Lowe was poached by Mercedes over the winter, forcing McLaren to reshuffle its technical staff and promote director of engineering Tim Goss as his replacement. To add to the pressure in Woking, the MP4-28 has not performed well in the opening rounds of the season and the team has been working frantically to turn its performance around.

"We've realigned slightly internally and we are still going through those adaptations," managing director Jonathan Neale told ESPN. "It's hard to tell because the team has been under such pressure for the last six to eight weeks that it's really been squeezed into at tight box. Hopefully as we go into the next couple of months we will get ourselves more into a drumbeat and rhythm that's usual for us and we can look at that."

Neale is confident the current team is capable of managing the improvements to the 2013 car alongside the major changes needed for 2014, but said there was still a gap left by Lowe on some of the team's longer-term projects.

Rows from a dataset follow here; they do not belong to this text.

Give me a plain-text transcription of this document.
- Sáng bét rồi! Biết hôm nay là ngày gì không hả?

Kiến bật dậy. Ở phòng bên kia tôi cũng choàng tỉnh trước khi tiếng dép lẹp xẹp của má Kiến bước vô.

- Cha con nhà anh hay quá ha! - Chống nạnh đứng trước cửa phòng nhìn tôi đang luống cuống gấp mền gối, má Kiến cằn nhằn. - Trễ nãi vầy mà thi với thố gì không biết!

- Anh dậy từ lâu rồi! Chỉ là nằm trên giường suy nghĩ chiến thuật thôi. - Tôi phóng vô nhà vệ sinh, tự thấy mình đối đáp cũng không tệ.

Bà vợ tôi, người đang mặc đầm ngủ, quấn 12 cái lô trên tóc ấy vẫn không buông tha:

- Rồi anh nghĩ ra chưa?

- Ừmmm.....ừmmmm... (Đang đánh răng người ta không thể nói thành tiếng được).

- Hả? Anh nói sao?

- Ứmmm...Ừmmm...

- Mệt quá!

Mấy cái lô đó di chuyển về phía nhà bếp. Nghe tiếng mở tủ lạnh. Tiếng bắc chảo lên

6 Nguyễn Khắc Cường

"In terms of preparations for 2014 it [Lowe leaving] is not an issue for us," he added. "I need to make sure, though, that we have got somebody who is championing us, as Paddy was, in the longer-term research and development programme. Keeping the stuff that is further away alive is important. But Tim and the guys are doing a good job on the here and now."

Neale admitted that McLaren had been caught by surprise when Mercedes coaxed Lowe away.

"Surprise is a good way of describing it! Not surprised that somebody would want to come and have a pot at our people, it's just that we hadn't seen that one coming. But Paddy had been here for 19 years and a new challenge is what he wanted so good luck to him."